The English Football Association, which has been working on feasibility studies for a potential joint United Kingdom-Ireland bid to host the 2030 Fifa World Cup, said that a bid would be “very credible” at a meeting before the Euro 2020 draw on Saturday.
Noel Mooney, the general manager of the Football Association of Ireland was quoted by the Times as saying: “The feasibility study is positive and there’s a sense the right thing to do is go forward.”
“This bid is out on the front foot and very well led by the English FA, who gave a very strong presentation. It’s a chance to get a really credible bid and hopefully win it. I’d be very surprised if there’s not a very credible bid from Great Britain and Ireland.”
A likely launch of the bid will take place in 2022, if collective government support is confirmed. The combined bid will see matches played across Britain, Cardiff, Glasgow and Dublin, with the showpiece final of the tournament expected to be played at Wembley Stadium in London.
However, one possible challenge to a British and Irish bid would be potential changes in Fifa’s rotation policy that that prevents the same confederation hosting two out of any three World Cup finals tournaments.
With the 2022 edition set to take place in Qatar, the current rules would not allow China, or any other Asian Football Confederation country, to bid to host a World Cup until 2034.
Fifa president Gianni Infantino said after the last Fifa Council meeting in Shanghai in October: “We did not discuss that (changes to the rotation policy)…We just discussed the timeline (for the 2030 World Cup),” said Infantino. “As Fifa president…the more bidders we have for the World Cup, the happier I am.”
He said that the hosts for the 2030 World Cup will be chosen in 2024.
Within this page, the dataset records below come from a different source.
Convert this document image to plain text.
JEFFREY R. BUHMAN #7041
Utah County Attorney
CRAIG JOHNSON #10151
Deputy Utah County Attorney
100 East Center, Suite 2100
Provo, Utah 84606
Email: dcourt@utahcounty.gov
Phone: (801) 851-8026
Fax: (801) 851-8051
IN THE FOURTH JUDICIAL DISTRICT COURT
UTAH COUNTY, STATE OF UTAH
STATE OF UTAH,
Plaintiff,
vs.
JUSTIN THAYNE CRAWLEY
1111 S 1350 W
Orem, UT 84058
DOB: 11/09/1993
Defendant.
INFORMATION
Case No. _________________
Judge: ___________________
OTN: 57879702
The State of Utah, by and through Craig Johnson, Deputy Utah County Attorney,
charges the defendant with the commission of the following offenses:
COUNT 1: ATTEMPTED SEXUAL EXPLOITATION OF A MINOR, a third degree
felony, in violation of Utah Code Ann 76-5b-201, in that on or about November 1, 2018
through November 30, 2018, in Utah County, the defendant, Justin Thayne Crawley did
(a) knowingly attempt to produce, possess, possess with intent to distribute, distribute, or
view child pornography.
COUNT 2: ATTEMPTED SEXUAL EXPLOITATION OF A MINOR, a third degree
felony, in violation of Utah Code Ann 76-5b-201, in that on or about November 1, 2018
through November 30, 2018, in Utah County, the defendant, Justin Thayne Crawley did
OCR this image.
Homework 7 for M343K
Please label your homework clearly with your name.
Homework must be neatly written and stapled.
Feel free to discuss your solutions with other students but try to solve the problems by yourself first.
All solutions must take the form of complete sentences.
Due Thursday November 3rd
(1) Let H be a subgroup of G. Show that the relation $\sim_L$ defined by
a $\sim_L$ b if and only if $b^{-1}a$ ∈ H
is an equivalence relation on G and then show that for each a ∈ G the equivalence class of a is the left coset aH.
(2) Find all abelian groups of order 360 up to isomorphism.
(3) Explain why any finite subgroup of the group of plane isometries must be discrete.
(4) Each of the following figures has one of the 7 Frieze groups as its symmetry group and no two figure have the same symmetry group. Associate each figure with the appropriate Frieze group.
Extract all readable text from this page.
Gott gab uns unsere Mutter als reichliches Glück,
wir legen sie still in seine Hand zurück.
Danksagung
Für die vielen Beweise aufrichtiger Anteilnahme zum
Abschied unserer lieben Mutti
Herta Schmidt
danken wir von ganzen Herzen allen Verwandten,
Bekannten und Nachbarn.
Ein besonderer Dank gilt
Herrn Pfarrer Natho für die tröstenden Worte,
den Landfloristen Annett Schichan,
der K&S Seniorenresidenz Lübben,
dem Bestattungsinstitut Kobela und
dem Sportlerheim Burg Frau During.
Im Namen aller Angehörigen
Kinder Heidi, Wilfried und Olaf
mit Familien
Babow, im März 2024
Infantino’s encouraging words toward a Chinese bid lends credence to the widely-held view that Fifa is determined to hold a tournament in the world’s most populous nation, as it looks to take full commercial advantage of the rapidly-expanding middle class in the country and its growing interest in football.
The race to stage the 2030 World Cup is set to begin in earnest in the next 12 months, with a final decision likely to be taken at the 2024 Fifa Congress.
The tournament will be the 100th anniversary edition, and a multi-nation South American bid led by Uruguay, the host of the first-ever World Cup, has been a long-standing favourite to win the hosting rights.
A Balkan bid, comprising Bulgaria, Greece, Romania and Serbia, and an inter-continental proposal from Morocco, Portugal and Spain, are among the other rivals.